Kadir Canbeldek/73’lü kendi dönemi, arkadaşlık/dostluk/insani ilişkileri ve de onu yakından tanıyanlar için çok özel bir şahsiyet. 1952 Denizli/Yatağan doğumlu, 1967 Polis Koleji girişli 1973 Polis Enstitüsü Mezuniyet sonrası Polis Kolejinde 1973-74 yıllarında sınıf komiserliği yapmasının ardından çok sevdiği ve sonrasında yaşamını sürdüreceği İzmir iline atanır. Bu arada Ankara Hukuk Fakültesini de bitirmiştir. (Sonrasında 1976 yılında TODAİE eğitimi nedeniyle 1 yıl kadar Ankara’da kaldığı arkadaşlarına ait ev benimde uğrak yerim olan Özer abilerin evidir.) İzmir sonrası Kars ilinde görev yaparken, -çok sevdiği/çocukluğunu/gençliğini verdiği- Emniyet Teşkilatından 1983'de ayrılıp sivil yaşama geçerek İzmir’de Avukatlık yapar.

Onunla görevde/sonrasında yollarımız hiç kesişmez. Ta ki Cumhuriyet’in 100. Yıl etkinlikleri kapsamında -Kolej Platformu tarafından organize edilen ve benim açımdan emeklilik sonrası birnevi Kolej buluşması olan 29 Ekim haftası ile- 10 Kasım 2019 günü/akşamında Ankara’da karşılaşır, yanına gidip kısa bir sohbet ve sağlık durumu ile ilgili bilgilenirim.

Sonrasında paylaşımlarımda, yazılarımda özellikle gazete yazılarımda beni ilk tebrik edenlerin başında yer alır. “Cumhuriyet aydını olarak aydınlatıcı yazılarınızı takip etmeye çalışıyorum, kutluyorum” şeklindeki onure edici sözleri, ‘acıyı paylaşmanın kolay, başarıyı takdir etmenin zorluğunu’, kısacası egoizmi anımsatır.

17 Ocak 2021 Pazar sabahı Kadir Canbeldek abimiz ile telefon görüşmemizde hastalığının son 1 aylık süreçte nüksedip durumunun biraz ağırlaştığını ve hastanede olduğunu, yazılarımı/paylaşımlarımı beğendiğini ve özellikle Cumhuriyet Gazetesinde yayınlanan yazılarımı beğeni ile takip ettiğini söylerken sesi biraz ağır ve yorgundu. Bir arkadaşının (16 Haziran 2020’de yaşamını yitiren araştırmacı/yazar Metin Aydoğan) kitaplarından göndermek için adresimi istemişti. Konuşmakta zorlandığı için sadece kendisini dinlemekle yetinerek sağlık/şifa ve kolaylıklar dileğinde bulundum. Yaklaşık 5.5 dk süren konuşmamız ister istemez beni etkilemişti. Çünkü bu hastalık/kanser türevi, insanlar/insanlık için zorlu bir mücadele, çetin bir sınavdı. Hele bir abinizin/yakınınızın/arkadaşınızın son yolculuğunu birebir yaşamışsanız, daha da zordu.

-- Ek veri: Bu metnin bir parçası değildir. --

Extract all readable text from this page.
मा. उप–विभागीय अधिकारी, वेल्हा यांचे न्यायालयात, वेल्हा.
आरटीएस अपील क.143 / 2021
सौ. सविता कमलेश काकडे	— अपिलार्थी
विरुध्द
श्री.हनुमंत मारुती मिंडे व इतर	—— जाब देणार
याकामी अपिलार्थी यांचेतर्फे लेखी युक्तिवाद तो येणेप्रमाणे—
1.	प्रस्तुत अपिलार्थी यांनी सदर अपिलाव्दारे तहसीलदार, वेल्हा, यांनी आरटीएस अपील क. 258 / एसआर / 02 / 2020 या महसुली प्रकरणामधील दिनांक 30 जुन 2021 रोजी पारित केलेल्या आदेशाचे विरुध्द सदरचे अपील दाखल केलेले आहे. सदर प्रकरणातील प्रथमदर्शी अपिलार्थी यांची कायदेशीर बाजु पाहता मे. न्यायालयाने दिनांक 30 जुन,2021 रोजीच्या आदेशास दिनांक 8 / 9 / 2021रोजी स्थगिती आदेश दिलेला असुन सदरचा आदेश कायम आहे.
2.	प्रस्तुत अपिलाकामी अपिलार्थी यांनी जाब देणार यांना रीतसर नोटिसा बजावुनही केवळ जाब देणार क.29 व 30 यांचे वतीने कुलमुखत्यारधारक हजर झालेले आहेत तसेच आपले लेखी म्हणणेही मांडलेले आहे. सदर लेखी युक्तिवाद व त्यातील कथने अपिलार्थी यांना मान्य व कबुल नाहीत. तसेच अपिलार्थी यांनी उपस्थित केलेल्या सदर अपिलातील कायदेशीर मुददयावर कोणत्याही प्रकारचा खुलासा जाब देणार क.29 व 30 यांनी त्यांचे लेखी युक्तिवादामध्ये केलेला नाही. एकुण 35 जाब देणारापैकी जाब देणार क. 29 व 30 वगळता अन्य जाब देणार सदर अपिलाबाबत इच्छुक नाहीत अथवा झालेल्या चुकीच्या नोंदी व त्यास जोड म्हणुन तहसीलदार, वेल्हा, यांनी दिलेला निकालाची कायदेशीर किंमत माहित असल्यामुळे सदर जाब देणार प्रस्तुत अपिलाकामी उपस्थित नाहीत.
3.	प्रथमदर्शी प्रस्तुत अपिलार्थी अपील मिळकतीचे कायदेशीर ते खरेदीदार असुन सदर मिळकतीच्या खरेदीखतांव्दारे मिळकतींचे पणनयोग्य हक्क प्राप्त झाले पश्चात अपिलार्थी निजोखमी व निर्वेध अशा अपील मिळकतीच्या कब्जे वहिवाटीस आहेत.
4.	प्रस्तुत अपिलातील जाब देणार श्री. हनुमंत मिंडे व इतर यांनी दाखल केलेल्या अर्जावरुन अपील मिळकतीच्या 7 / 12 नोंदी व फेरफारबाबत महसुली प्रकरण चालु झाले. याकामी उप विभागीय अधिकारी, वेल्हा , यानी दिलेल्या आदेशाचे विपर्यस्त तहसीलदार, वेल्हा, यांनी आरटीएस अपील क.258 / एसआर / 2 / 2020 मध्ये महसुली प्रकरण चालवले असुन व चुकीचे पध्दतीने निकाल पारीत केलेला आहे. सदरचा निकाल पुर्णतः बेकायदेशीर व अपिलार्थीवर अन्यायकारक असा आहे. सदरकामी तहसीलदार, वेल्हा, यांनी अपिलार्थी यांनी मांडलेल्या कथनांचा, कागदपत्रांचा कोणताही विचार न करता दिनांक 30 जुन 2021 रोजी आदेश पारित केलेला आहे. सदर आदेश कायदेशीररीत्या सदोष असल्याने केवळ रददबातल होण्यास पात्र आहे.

Hastane/tedavi durumunu kimseyle paylaşmamamı tembih ettiyse de ben İzmir’de bulunan Mustafa Acar/73 ve Ömer Kılıç/77 ağabeylerle hastalık durumunu paylaştığımda onlarında süreci takip ettiklerini ve üzgün olduklarını anladım. Tabi ki ardından kendisi ile ilgili duygularımı whatsapp üzerinden biraz uzun sayılabilecek bir metin halinde paylaşırken, ‘sağlık mücadelesinde kolaylıklar vede sağlıklı günlerde görüşebilme’ dileklerimi ilettim. Cevaben, “Güzel ve onur verici duygu ve düşünceniz için teşekkür ederim” şeklinde karşılıklı yazışmamızı “Gökkuşağı” emojini ile sonlandırırken dostları/sevdikleri ile birer birer vedalaşmakta olduğunu hissettim.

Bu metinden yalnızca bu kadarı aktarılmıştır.